As the songwriter and coproducer (primarily working with Venezuelan-U.K. DJ Arca, who has teamed with FKA Twigs and Kanye West), Bjork is in peak form, creating a thematic and sonically linked work that flows seamlessly from track to track. She has traveled far from the concise pop-leaning songcraft of her earliest albums into a realm that has as much or more in common with contemporary classical and the avant-garde fringe of electronic and club music. She achieves this synthesis with the sparest elements – strings, electronic textures, and her shape-shifting voice – while charting the demise of a love affair over nine songs.
Bjork’s lyrics feel raw, unfiltered, unguarded, more like diary entries. This is particularly true of the first three tracks in which the love affair (based on her own long relationship with the father of her daughter) is just beginning to unravel. The strings provide empathetic company, a mournful counterpoint to the doomed hope in her voice. “Stonemilker” swoons as Bjork enunciates each syllable : “I wish to synchronize our feelings” – pillow talk with an Icelandic twist.
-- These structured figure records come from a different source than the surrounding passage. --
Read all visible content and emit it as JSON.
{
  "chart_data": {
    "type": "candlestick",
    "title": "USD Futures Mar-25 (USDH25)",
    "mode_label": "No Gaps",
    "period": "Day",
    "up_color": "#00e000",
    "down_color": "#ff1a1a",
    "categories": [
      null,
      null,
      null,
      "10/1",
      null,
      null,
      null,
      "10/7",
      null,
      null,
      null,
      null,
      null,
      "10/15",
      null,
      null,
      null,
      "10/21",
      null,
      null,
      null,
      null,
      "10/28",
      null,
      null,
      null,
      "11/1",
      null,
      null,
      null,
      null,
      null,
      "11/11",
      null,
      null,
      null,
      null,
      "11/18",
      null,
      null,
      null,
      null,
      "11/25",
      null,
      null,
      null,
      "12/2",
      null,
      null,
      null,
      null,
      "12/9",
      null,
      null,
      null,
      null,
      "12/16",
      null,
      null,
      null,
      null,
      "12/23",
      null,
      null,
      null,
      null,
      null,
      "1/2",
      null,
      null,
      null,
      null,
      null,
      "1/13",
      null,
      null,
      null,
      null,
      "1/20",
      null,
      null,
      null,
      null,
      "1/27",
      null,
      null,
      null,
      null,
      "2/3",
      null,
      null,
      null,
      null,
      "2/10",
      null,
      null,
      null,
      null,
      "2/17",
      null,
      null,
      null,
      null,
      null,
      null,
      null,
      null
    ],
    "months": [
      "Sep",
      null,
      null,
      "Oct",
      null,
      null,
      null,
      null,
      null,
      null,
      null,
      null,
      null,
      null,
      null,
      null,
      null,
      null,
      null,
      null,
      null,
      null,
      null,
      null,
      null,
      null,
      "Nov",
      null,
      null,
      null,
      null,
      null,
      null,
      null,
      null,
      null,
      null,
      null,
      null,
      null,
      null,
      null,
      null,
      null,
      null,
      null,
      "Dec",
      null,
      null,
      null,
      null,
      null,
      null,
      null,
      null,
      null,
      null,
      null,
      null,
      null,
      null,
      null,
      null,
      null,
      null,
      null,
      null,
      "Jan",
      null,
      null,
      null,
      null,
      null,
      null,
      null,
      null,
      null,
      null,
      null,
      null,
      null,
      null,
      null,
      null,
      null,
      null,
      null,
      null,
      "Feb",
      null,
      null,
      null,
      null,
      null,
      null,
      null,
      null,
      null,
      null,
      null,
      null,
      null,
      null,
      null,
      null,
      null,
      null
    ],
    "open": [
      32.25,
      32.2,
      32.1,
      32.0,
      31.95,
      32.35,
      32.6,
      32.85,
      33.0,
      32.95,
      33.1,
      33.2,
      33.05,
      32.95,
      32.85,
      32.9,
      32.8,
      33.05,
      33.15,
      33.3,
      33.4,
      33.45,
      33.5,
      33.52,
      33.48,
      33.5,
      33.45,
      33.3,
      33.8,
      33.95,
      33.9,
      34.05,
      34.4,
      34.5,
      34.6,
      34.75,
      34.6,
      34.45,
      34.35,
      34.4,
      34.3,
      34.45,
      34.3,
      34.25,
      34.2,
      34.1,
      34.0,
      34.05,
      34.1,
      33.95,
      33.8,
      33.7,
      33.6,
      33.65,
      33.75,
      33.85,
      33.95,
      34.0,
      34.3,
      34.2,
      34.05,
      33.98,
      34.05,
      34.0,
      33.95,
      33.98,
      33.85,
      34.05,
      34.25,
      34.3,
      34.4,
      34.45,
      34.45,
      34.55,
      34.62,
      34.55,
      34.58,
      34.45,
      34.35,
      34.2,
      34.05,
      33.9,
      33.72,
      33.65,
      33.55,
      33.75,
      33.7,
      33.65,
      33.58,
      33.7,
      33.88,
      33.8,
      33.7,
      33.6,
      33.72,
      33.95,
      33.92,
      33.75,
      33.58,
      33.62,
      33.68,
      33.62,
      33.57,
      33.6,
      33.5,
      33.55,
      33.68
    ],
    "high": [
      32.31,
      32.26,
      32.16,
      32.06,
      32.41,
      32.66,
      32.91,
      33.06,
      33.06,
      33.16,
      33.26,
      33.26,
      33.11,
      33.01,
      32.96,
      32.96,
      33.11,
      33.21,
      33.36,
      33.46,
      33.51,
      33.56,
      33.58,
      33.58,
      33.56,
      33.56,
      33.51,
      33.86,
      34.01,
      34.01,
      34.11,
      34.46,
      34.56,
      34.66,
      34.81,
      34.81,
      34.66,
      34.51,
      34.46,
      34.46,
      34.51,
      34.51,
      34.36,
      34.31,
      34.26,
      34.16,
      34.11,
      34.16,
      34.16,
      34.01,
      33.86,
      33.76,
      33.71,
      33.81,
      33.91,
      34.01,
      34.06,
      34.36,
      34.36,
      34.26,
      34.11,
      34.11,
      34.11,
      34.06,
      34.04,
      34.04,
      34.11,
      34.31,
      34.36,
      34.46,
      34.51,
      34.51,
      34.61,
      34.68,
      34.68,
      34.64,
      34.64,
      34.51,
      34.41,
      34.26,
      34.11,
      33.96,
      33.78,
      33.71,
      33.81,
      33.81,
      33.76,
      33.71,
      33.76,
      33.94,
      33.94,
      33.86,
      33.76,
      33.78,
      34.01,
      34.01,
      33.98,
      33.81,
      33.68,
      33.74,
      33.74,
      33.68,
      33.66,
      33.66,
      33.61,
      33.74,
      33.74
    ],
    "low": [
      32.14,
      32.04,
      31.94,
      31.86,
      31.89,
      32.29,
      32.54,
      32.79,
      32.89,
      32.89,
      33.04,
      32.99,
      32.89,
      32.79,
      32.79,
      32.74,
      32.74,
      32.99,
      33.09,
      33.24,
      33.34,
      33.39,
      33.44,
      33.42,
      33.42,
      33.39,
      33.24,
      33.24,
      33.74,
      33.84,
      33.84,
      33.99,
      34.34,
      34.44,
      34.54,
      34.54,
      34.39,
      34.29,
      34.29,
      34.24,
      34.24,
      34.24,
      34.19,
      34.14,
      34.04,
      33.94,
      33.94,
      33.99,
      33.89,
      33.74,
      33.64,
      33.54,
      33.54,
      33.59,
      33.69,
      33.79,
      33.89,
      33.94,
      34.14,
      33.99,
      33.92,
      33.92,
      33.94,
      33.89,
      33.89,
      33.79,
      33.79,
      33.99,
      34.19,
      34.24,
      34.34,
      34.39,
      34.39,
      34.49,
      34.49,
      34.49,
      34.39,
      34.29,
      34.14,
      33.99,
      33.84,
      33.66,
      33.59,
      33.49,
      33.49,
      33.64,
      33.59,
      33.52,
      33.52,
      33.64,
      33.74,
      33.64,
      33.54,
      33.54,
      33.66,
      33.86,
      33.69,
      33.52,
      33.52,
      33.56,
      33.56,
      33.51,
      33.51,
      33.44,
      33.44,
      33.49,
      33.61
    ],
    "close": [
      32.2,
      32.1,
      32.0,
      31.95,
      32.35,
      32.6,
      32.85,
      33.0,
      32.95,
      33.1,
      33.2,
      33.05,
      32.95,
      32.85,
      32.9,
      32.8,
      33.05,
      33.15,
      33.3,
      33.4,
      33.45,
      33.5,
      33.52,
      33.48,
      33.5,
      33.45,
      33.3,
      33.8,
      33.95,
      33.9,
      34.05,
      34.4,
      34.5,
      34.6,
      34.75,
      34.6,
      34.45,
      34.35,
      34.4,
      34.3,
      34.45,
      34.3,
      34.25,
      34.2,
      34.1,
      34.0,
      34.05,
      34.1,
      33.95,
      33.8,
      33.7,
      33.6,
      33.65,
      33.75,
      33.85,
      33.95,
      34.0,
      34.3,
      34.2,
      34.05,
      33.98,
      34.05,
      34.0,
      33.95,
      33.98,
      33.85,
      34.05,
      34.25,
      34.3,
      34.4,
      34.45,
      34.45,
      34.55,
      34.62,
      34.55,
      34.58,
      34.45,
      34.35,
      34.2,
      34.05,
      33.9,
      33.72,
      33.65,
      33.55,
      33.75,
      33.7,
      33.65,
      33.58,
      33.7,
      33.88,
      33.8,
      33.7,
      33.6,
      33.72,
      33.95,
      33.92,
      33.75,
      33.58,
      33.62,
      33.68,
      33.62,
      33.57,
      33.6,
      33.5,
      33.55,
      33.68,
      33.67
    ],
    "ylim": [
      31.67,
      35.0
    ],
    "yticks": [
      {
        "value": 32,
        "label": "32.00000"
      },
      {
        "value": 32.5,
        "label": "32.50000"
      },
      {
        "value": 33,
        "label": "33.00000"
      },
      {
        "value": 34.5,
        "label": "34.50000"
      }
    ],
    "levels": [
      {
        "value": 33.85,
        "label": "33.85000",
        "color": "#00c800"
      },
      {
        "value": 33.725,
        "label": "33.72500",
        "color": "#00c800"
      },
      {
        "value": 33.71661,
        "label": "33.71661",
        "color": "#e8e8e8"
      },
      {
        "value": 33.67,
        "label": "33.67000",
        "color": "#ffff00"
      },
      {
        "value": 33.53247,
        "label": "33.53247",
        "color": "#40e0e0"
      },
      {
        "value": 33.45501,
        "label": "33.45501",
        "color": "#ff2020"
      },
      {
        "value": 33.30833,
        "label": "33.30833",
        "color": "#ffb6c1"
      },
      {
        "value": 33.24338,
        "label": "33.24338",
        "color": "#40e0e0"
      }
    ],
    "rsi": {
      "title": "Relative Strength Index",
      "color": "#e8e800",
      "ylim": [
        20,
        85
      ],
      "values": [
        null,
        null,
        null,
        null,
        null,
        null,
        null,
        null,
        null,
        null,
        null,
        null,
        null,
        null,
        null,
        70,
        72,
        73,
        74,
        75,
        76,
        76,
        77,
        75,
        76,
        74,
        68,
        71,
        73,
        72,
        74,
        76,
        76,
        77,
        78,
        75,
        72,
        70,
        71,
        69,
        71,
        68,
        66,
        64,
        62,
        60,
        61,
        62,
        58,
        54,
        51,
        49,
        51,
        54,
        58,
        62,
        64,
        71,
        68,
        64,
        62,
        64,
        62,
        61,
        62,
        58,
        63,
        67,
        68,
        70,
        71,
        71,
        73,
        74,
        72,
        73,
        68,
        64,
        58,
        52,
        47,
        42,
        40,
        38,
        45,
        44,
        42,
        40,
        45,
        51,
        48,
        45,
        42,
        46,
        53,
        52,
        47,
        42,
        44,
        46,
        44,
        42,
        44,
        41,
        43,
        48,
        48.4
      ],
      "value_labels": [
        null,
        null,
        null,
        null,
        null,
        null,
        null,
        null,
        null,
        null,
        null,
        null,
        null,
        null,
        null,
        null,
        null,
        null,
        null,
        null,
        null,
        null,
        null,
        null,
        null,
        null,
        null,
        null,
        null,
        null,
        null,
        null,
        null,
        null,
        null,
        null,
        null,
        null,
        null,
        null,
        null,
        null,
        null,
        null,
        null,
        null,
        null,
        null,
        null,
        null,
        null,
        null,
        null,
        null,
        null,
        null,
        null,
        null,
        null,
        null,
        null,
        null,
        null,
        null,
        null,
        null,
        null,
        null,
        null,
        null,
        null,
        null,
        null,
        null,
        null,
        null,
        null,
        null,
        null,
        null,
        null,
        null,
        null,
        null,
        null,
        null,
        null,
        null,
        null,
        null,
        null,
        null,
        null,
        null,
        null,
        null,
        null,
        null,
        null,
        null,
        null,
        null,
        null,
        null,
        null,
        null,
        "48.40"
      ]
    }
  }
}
Her multi-tracked vocals wobble on the fragile “Lionsong,” as optimism drips away. “History of Touches” is as tactile as it implies, an open space with little more than voice and icicle keyboard tones, as erotic memories recede.
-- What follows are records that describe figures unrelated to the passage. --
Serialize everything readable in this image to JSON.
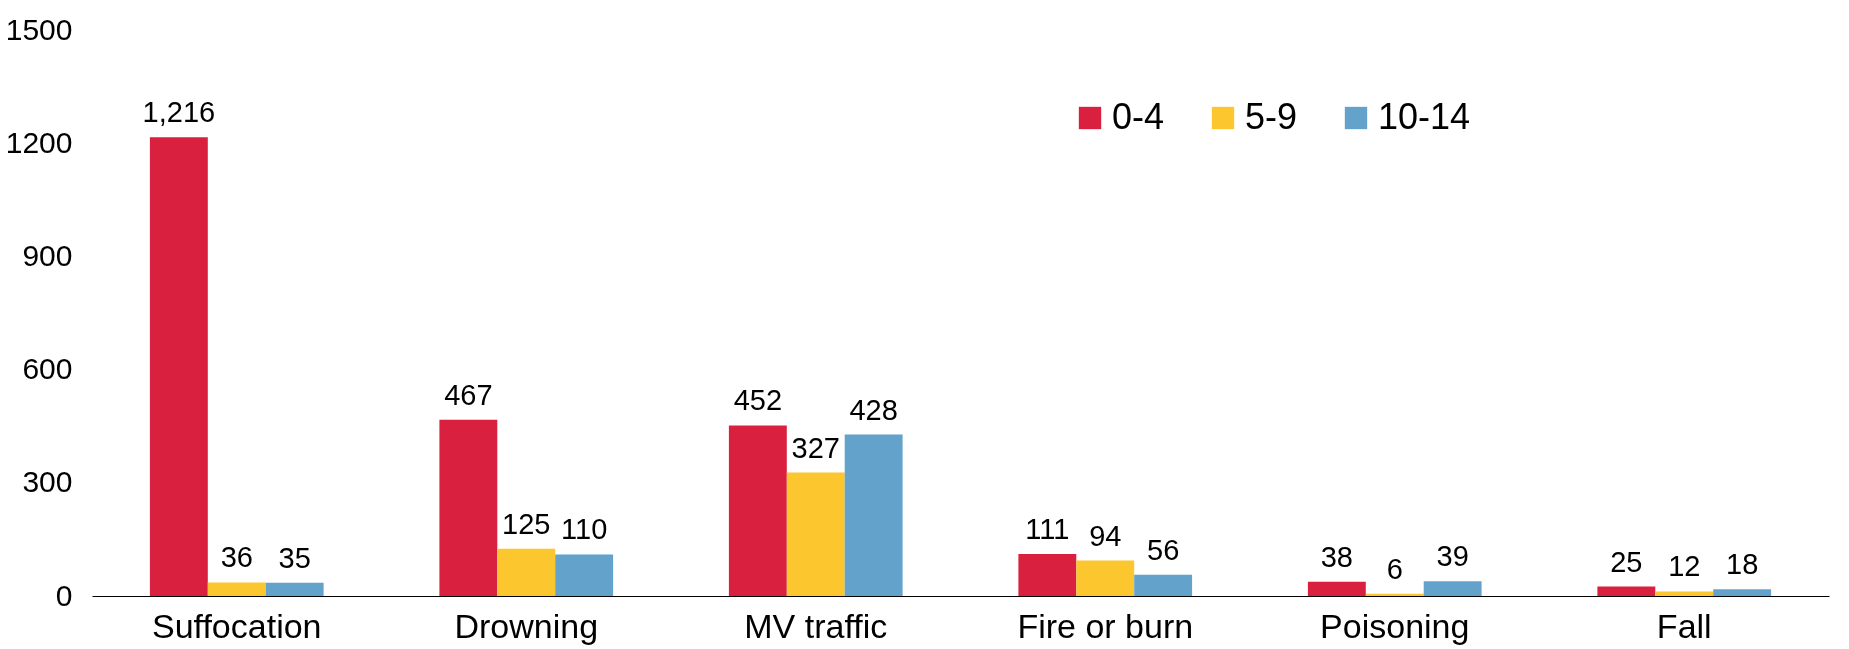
{
  "chart_data": {
    "type": "bar",
    "categories": [
      "Suffocation",
      "Drowning",
      "MV traffic",
      "Fire or burn",
      "Poisoning",
      "Fall"
    ],
    "series": [
      {
        "name": "0-4",
        "color": "#d9203f",
        "values": [
          1216,
          467,
          452,
          111,
          38,
          25
        ],
        "value_labels": [
          "1,216",
          "467",
          "452",
          "111",
          "38",
          "25"
        ]
      },
      {
        "name": "5-9",
        "color": "#fcc62e",
        "values": [
          36,
          125,
          327,
          94,
          6,
          12
        ]
      },
      {
        "name": "10-14",
        "color": "#63a3cb",
        "values": [
          35,
          110,
          428,
          56,
          39,
          18
        ]
      }
    ],
    "ylim": [
      0,
      1500
    ],
    "yticks": [
      0,
      300,
      600,
      900,
      1200,
      1500
    ],
    "data_labels": true,
    "grid": false,
    "legend": "top right"
  }
}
The 10-minute “Black Lake” marks a turning point, a multi-part progression from shock and sadness into anger, the oval shapes of Bjork’s singing transforming into pointed accusations : “You betrayed your own … corrupted … abandoned.” The soundscape shifts to match her, the beats twisting into increasingly contorted shapes until all that’s left is the thump of a kick drum, followed by synthetic machine-gun bursts, a battlefield of sound.
The remainder of the album tracks the aftermath of the carnage. The first half of “Family” slows to a crawl, the beats a series of slow-motion, under-sea detonations. “Is there a place where I can pay respects for the death of my family ?” the black-veiled widow sings. Healing begins and by “Atom Dance,” she and the singer Antony are dancing with the strings while beats land like marbles on a tabletop. The music finds a quicker, more agitated pace as the narrator pulls herself out of the muck, but not before one final parting shot.
In the closing “Quicksand,” over the album’s most rapid-fire rhythms, Bjork turns her private struggle into a universal one. The “we” she sings of becomes not just her family, but all women : “Every time you give up/You take away our future/And my continuity and my daughter’s/And her daughters/And her daughters… ." The music snaps shut, to be continued.